“War is God’s way of teaching Americans geography”
This week saw John McCain, with Senators Joe Lieberman (I-Conn) and Lindsay Graham (R-South Carolina) in tow, in downtown Baghdad proclaiming the recent military ‘surge’ in Iraq a success. It is true that violence has subsided in the nation’s capitol but violence has erupted “in other parts of the country, including Diyala Province and Mosul, al-Qaeda’s last urban stronghold”. In a March 15 report for the Associated Press, Ryan Lenz quoted the United Nations Assistance Mission for Iraq saying that “the government of Iraq continued to face enormous challenges in its efforts to bring sectarian violence and other criminal activity under control against a backdrop of political instability” (1). The report further cautioned “against hasty conclusions because ‘the extent to which the decrease in violence was sustainable remained unclear’”. (1)
According to Lenz, “Violence in the capital has fallen considerably thanks to a maze of walls and barriers that divide Shiite from Sunni neighborhoods” as well as the cease fire agreement reached with al-Sadr’s Mahdi army, and the emergence of so-called “Awakening Councils”, “groups composed of former Sunni Tribes who have accepted U.S. funding to switch allegiances and fight al-Qaeda. It is a tenuous peace at best, whose initial goal was to gain some time and clear some space for the emerging government of Iraq to work out its political future. By all accounts progress on political reconciliation has been tortuous and results meager. In the meantime the presence of 20,000 additional U.S. troops in and around the capitol has had a measure of success in lowering the level of violence.
So in an impromptu rendition of what would be a splendid Three Stooges skit, the three Senators toured Baghdad and pronounced our military campaign a success. The Iraqis celebrated their arrival by shelling the green zone and as the Stooges were leaving the Maliki government launched an all-out assault on al-Sadr’s forces in Basra touching off a series of bloody skirmishes. In due course the central government was forced to retreat saying that they are giving the militiamen time to “repent and surrender”. Undeterred the good Marshall of Tombstone continued his ‘tragical history tour’ by leading the press around by the nose revisiting the highlights of his military career.
The tragedy that is the McCain candidacy is that John is both the son and the grand-son of U.S. Navy admirals. John’s military career never quite reached those lofty heights. He is, therefore, compensating for it—albeit at a late date—by striving to outdo his ancestor’s achievement by becoming commander-in-chief. Not, it seems, your run-of-the-mill commander-in-chief, but a war president. It is for this reason that he has so readily subscribed to the folly and the tragedy that is the mess the neo-cons have created in the Middle East. As John takes us on this Magical Military Tour and speaks of wars won and wars yet to be won let us not forget that America lost the only war in which he fought. Perhaps that is the score that needs to be settled. Perhaps the ultimate historical tragedy is that those who have died and those who are about to die in this modern ‘hundred years war’ are simply the latest casualties of Vietnam.

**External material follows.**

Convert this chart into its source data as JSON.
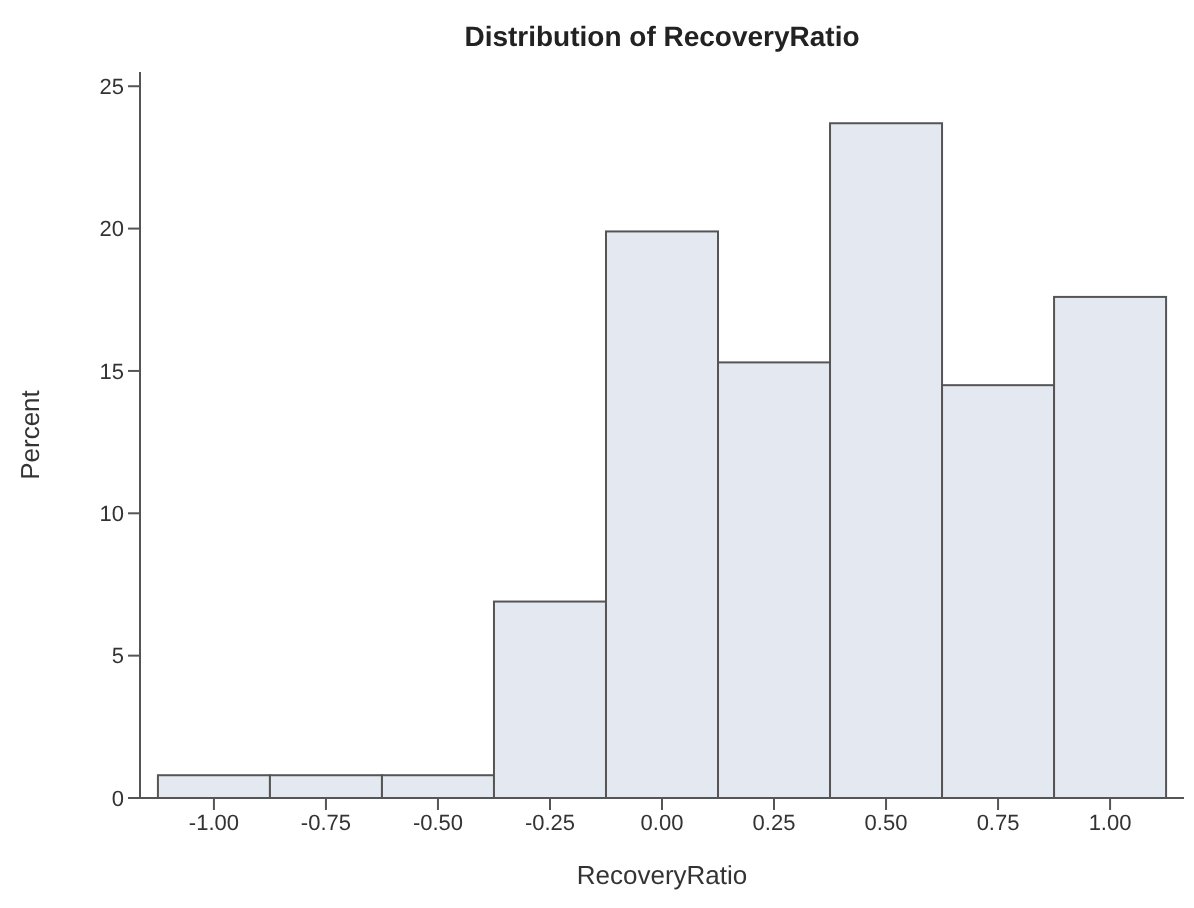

“War is diplomacy by other means”
--Carl Von Clausewitz
Von Clauswitz understood the complex interrelation between war and politics. War is a consequence of political conflict, and an end to war can only be reached by some kind of political settlement. The ends of war cannot be achieved by military means alone. Even unconditional surrender requires the tacit acceptance of the population so as to prevent an insurrection. The Allies in Europe came to term with the old Nazi regime, prosecuting a relative handful, and employing the rest to keep order. Likewise in Japan where MacArthur kept the Emperor and much of the old regime in order to maintain continuity and stability.

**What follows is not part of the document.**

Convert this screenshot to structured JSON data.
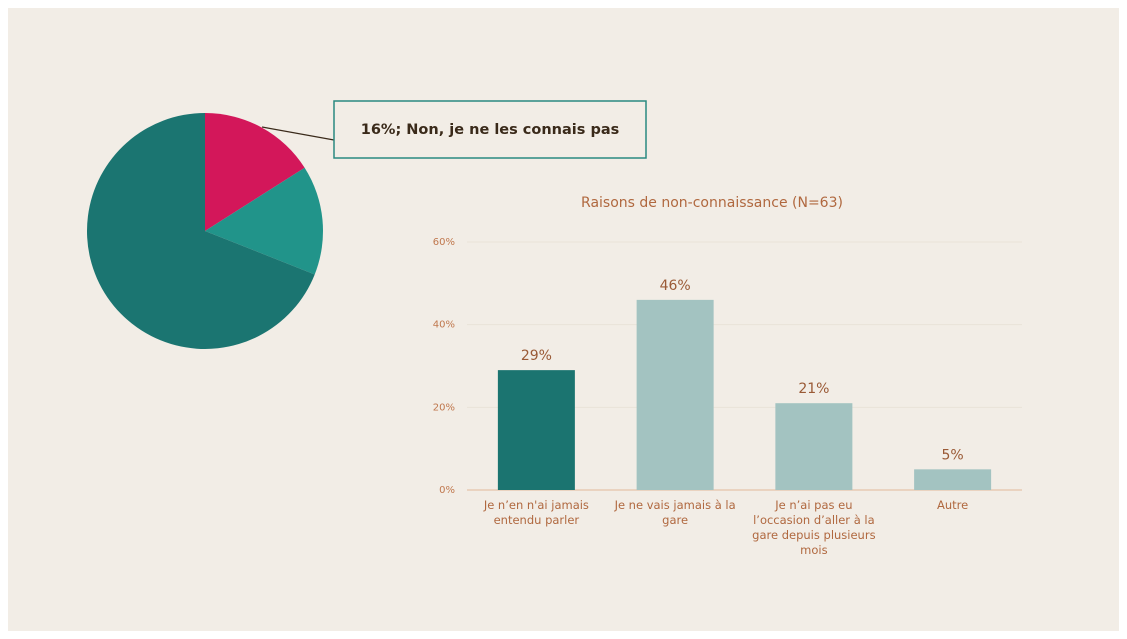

Forty years ago tonight, President Lyndon Johnson spoke those memorable words “accordingly I shall not seek, nor will I accept, the nomination of my party for another term as your President.” This bombshell, so unexpected, came after a short discussion about the stalemate in Vietnam and about the need to negotiate a peace. Saying that the demands of peace meant that negotiations could not become part of a partisan political campaign, Johnson told the nation that he would step down. Here the President came face-to-face with the limits of power. American military might, as awesome as it was, could not impose a political settlement in Indochina. No matter how long the war would drag on, some kind of political accommodation would have to take place. So on that fateful night the President announced the end of the quest to impose a political solution by military force and told the nation that we would sit down at the table with Ho Chi Minh. John McCain never forgave Lyndon Johnson. But Johnson by degrees came to understand, as our future president will also have to come to understand, that for peace to return to this troubled region negotiations will have to take place with our adversaries. Without negotiations there will be no peace. How long it will take the good Marshall to learn the limits of power remains in the telling. In any case it will be a hell of an expensive geography lesson.